Hacker News new | ask | show | jobs
by swap32 3500 days ago
It is fine for dev, but not for production. To quote from the link at the end of the article- "Docker is meant to be stateless. Containers have no permanent disk storage, whatever happens is ephemeral and is gone when the container stops. Containers are not meant to store data. Actually, they are meant by design to NOT store data. Any attempt to go against this philosophy is bound to disaster.

Moreover. Docker is locking away processes and files through its abstraction, they are unreachable as if they didn’t exist. It prevents from doing any sort of recovery if something goes wrong"
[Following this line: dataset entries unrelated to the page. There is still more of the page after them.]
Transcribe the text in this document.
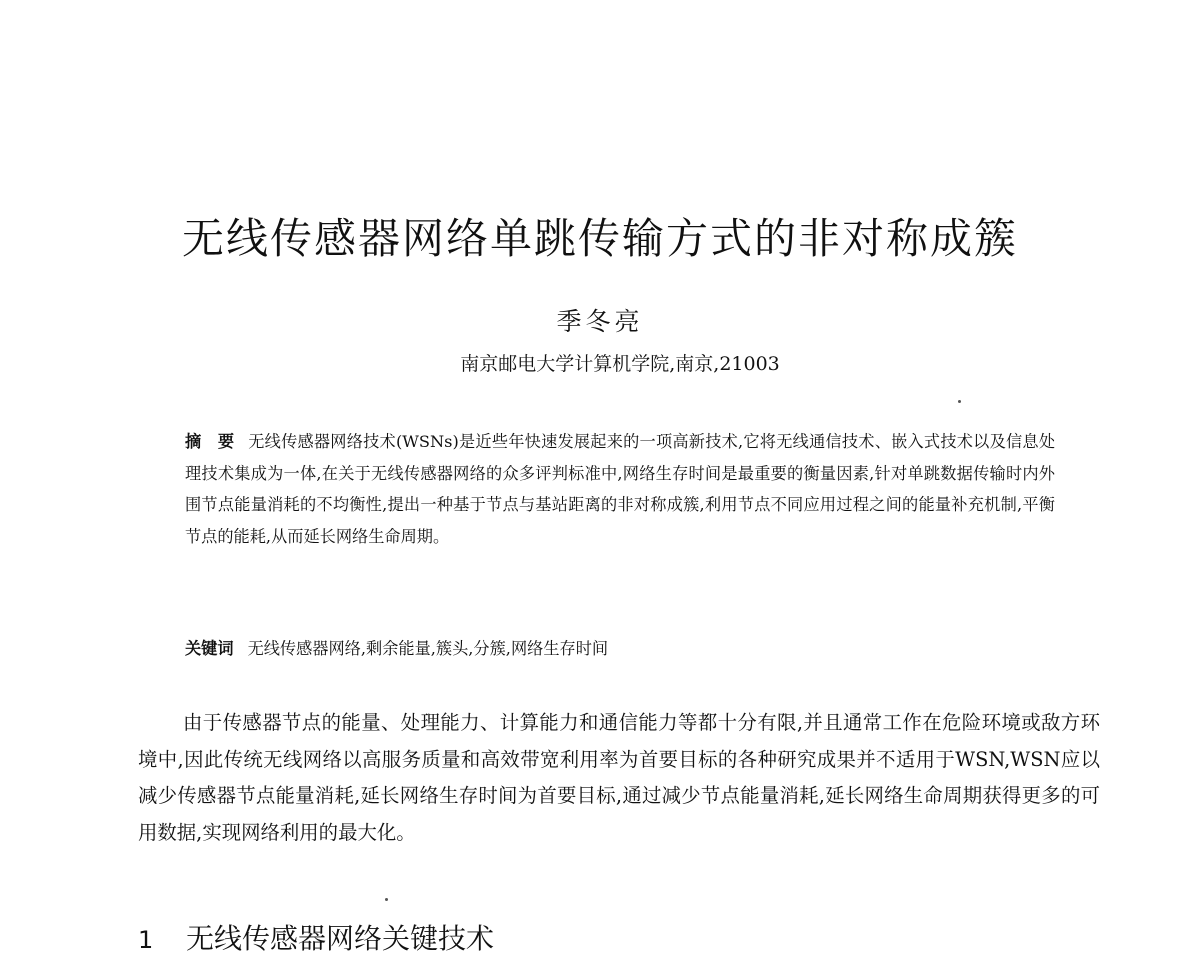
无线传感器网络单跳传输方式的非对称成簇
季冬亮
南京邮电大学计算机学院,南京,21003
摘　要 无线传感器网络技术(WSNs)是近些年快速发展起来的一项高新技术,它将无线通信技术、嵌入式技术以及信息处理技术集成为一体,在关于无线传感器网络的众多评判标准中,网络生存时间是最重要的衡量因素,针对单跳数据传输时内外围节点能量消耗的不均衡性,提出一种基于节点与基站距离的非对称成簇,利用节点不同应用过程之间的能量补充机制,平衡节点的能耗,从而延长网络生命周期。
关键词 无线传感器网络,剩余能量,簇头,分簇,网络生存时间

由于传感器节点的能量、处理能力、计算能力和通信能力等都十分有限,并且通常工作在危险环境或敌方环境中,因此传统无线网络以高服务质量和高效带宽利用率为首要目标的各种研究成果并不适用于WSN,WSN应以减少传感器节点能量消耗,延长网络生存时间为首要目标,通过减少节点能量消耗,延长网络生命周期获得更多的可用数据,实现网络利用的最大化。

1 无线传感器网络关键技术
"A crash would destroy the database and affect all systems connecting to it. It is an erratic bug, triggered more frequently under intensive usage. A database is the ultimate IO intensive load, that’s a guaranteed kernel panic. Plus, there is another bug that can corrupt the docker mount (destroying all data) and possibly the system filesystem as well (if they’re on the same disk)."

1 comments

All these statements are patently false.

1. Containers are not ephemeral. They have a lifecycle. Data written in the container is persisted to disk and available after the container is stopped and then started again.

2. Processes/files/etc are not locked away as if they don't exist. See `ps aux` on the host. You will see all the processes running. You can inspect the filesystems for each container, etc. There is no magic here.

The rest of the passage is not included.